Here’s how seasonally adjusted collections as reported by MTSU looked compared to April last year followed by the month-over-month change.

Morristown – up 1.8%, up 6.4% from March.

Johnson City – up 0.7%, up 6.1% from March.

Knoxville – up 0.3%, up 6.7% from March.

Kingsport-Bristol – down 4%, down 0.5% from March.

Trend lines for Tri-Cities collections show April is a downer even with the positive change in the three-county Johnson City. The seven-county Tri-Cities region enjoyed eight months of relatively stable year-over-year gains until the wheel came off that wagon in March.

Local sales tax collections are a contradiction to consumer spending nationwide in April. Fueled by rising incomes and tax refunds spending grew at the fastest clip since the end of 2016. Spending was up 0.4%, according to government reports.

According to MarketWatch, “the uptick in spending in April is yet more evidence the economy is expanding a more rapid pace in the second quarter.”

Local economic reports are all over the place for the first quarter.

Unemployment rates dropped to new lows in April, and the economy continued adding jobs.
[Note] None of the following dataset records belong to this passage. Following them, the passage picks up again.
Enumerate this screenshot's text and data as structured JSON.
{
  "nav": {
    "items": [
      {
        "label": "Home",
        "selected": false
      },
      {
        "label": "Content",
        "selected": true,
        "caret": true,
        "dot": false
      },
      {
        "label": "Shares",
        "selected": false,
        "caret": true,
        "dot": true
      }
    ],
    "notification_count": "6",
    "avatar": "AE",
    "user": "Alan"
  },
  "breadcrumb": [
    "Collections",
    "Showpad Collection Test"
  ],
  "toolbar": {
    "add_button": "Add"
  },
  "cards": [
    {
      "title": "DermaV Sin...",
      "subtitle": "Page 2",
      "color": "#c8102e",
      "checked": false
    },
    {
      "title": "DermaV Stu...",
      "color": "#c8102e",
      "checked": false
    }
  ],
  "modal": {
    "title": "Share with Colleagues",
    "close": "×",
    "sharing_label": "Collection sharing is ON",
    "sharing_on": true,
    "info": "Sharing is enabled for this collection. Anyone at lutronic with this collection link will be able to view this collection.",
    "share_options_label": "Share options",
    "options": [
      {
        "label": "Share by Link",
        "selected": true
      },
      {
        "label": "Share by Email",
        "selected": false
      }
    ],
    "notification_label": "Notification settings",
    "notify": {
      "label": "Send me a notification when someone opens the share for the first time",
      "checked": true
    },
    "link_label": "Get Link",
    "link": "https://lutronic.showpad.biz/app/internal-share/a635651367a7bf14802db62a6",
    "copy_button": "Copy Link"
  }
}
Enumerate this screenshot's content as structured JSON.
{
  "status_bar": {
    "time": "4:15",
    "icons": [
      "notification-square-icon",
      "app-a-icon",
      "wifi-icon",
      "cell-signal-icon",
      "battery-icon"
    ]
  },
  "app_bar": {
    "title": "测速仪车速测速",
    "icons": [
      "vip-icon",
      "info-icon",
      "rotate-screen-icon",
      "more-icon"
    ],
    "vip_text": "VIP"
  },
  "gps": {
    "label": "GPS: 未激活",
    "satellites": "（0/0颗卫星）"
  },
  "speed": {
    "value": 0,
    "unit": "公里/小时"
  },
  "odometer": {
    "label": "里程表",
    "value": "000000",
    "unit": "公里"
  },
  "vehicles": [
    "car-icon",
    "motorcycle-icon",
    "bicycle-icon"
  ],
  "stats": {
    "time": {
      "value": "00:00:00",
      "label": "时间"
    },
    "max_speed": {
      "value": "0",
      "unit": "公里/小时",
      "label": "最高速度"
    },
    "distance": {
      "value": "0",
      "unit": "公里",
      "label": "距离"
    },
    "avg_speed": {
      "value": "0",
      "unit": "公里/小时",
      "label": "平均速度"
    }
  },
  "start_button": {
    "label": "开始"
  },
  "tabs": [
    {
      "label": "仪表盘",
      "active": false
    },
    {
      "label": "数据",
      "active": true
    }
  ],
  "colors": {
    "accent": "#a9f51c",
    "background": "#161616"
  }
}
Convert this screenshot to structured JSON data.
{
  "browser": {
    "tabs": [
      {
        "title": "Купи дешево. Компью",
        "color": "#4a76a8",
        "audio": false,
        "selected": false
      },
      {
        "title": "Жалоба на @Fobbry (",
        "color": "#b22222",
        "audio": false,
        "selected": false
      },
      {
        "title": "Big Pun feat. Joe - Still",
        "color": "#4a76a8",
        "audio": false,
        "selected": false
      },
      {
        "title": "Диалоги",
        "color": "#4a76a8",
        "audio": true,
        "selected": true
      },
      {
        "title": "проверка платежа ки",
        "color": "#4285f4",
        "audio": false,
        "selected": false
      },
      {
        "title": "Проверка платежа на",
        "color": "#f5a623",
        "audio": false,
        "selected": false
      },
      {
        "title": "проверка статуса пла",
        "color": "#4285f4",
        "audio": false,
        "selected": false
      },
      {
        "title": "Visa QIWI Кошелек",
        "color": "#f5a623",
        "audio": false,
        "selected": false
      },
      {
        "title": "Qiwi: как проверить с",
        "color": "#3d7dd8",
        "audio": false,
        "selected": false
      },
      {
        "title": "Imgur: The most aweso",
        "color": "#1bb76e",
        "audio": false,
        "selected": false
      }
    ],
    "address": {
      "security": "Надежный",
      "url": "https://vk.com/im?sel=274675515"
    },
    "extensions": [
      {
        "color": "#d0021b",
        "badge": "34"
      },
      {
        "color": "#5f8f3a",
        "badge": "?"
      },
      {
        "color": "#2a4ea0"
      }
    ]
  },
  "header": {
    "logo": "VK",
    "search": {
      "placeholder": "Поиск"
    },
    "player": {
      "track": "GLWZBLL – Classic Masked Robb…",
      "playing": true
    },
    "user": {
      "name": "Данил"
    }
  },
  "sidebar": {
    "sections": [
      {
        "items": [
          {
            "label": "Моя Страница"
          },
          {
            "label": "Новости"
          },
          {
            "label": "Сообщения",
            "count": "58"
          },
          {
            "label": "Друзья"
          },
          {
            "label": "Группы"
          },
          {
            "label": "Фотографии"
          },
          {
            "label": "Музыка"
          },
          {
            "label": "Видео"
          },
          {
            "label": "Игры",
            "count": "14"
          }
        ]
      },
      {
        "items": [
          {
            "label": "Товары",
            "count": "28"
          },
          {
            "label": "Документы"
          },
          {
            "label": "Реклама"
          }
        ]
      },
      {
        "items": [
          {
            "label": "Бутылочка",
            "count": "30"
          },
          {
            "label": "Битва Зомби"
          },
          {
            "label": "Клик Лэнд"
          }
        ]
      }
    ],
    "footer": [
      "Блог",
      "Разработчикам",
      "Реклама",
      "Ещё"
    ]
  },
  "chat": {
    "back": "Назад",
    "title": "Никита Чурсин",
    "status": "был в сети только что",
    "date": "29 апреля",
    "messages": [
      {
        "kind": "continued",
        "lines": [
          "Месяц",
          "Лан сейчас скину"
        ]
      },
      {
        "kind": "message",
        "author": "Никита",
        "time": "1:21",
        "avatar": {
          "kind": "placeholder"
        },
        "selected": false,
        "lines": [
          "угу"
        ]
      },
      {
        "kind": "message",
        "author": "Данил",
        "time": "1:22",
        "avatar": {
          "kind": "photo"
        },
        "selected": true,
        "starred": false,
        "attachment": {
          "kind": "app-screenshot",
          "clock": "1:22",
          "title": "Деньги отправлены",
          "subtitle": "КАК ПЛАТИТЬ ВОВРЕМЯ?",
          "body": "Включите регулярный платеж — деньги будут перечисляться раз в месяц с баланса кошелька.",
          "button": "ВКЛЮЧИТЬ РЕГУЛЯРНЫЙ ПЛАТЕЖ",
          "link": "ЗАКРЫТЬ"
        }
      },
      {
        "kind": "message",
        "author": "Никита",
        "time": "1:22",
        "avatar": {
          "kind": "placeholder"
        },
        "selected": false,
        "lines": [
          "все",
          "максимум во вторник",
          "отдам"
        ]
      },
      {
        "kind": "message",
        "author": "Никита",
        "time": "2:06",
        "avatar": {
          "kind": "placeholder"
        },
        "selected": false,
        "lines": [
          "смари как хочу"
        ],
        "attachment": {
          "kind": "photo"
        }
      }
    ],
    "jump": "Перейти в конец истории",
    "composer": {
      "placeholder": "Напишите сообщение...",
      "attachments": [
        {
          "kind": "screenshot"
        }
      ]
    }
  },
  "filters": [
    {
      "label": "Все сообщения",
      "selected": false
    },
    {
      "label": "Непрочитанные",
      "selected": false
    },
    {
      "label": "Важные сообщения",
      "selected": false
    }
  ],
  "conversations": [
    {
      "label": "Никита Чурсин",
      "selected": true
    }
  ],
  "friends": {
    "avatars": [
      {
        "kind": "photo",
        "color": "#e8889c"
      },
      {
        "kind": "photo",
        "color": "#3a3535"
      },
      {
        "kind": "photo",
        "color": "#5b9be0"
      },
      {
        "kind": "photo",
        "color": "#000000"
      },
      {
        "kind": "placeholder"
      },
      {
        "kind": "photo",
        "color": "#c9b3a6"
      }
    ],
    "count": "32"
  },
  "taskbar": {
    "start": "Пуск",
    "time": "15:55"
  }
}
It’s growing, but the rate of growth turned down in April after a three-month uptick.

The context to the labor market’s current gains is there are close to 2,000 fewer people with jobs than before the recession, the labor force has declined by 22,666 people, and there are 1,700 fewer non-farm jobs than before the recession. This could very likely be the benchmark for the region’s economic reset from the Great Recession.

Private sector wage reports show a bifurcated region with average wages in the Johnson City MSA increasing and Kingsport-Bristol continuing a downtrend. Private sector wages in the Tri-Cities continue to be among the lowest in the state.

The third local economic indicator – housing – is the bright spot. Its performance continues to lead the other local indicators with brisk existing home sales and improving prices.